= Muthassi (novel) =

1957 novel by Cherukad

Muthassi is a historical Malayalam novel written by Cherukad, published in 1957. The novel describes the social and cultural backgrounds of Malayalis from the period from 1930 to 1950. It explains about the life of teachers, the harassments they had to face by the managers, it describes the unjust actions and orders the managers forcefully imposed on their dependent teachers. The story uses the colloquial language which was used by the people in the villages so that the novel is presented in a natural way.

The narration is made by the heroine Nani, she is a bold and a very strong character in the story. The novel is explained as Nani's point of view. Still, the title is dedicated for her grandmother. Nani's grandmother is yet another powerful character in the story. She represents a typical old generation woman, strictly holding ethics and certain orthodox conventions. But Nani struggles with her grandmother for moving on with the pace of the contemporary society, the situation symbolically illustrates the struggle made by the new generation ideas with the old generation concepts and finally the conventional concepts being replaced by the most modern ideas.

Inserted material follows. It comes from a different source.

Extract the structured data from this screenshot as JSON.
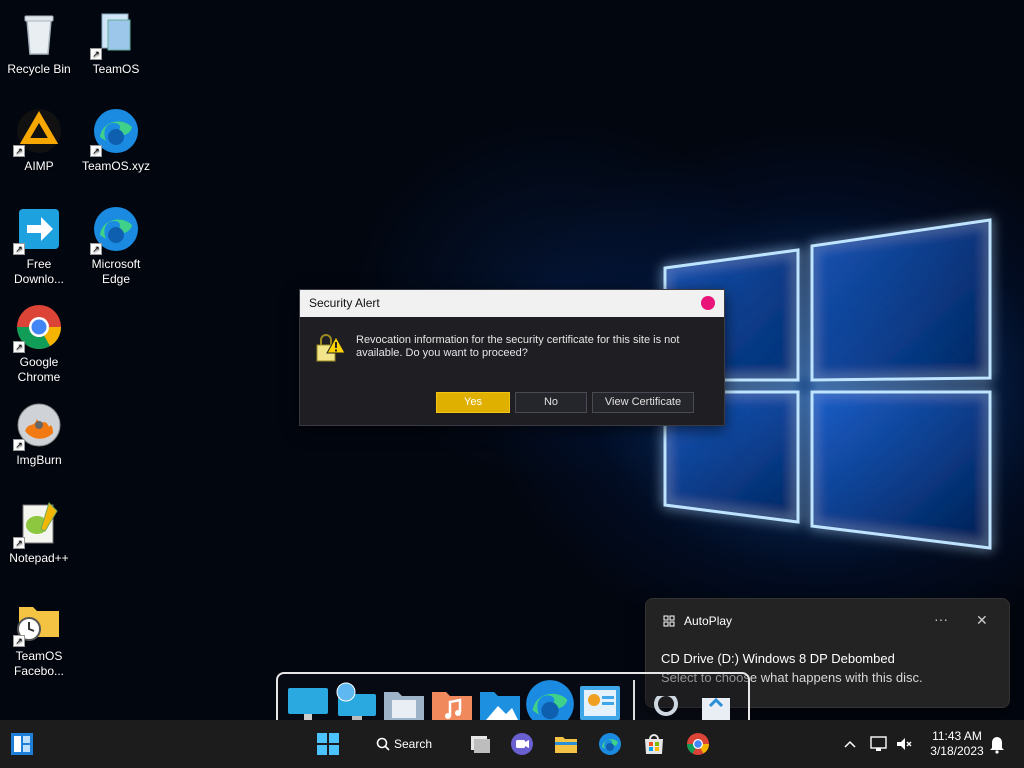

Nani is an educated woman who worked as a teacher. She worked in the teachers' union and made many developments in the field of education. However, some political issues made her jobless. She was attracted towards the socialist ideas which were spreading fast in many places of India at the time of independence. The main reason for her dismissal was her strong belief on socialist ideas and because of the support she offered for the Communist Party. Her brother, husband and many dearer and nearer peoples worked hard for promoting socialistic ideas and were sent to jail. Gradually, her grandmother was also interested in such democratic concepts and she finally accepted that socialism is the best way to implement the righteousness and social equality of all class of people. Grandma firmly believed in communism and in a particular point of the story, she was even sent to jail. But the extraordinary boldness of the heroine made her strong enough to endure all such hardships.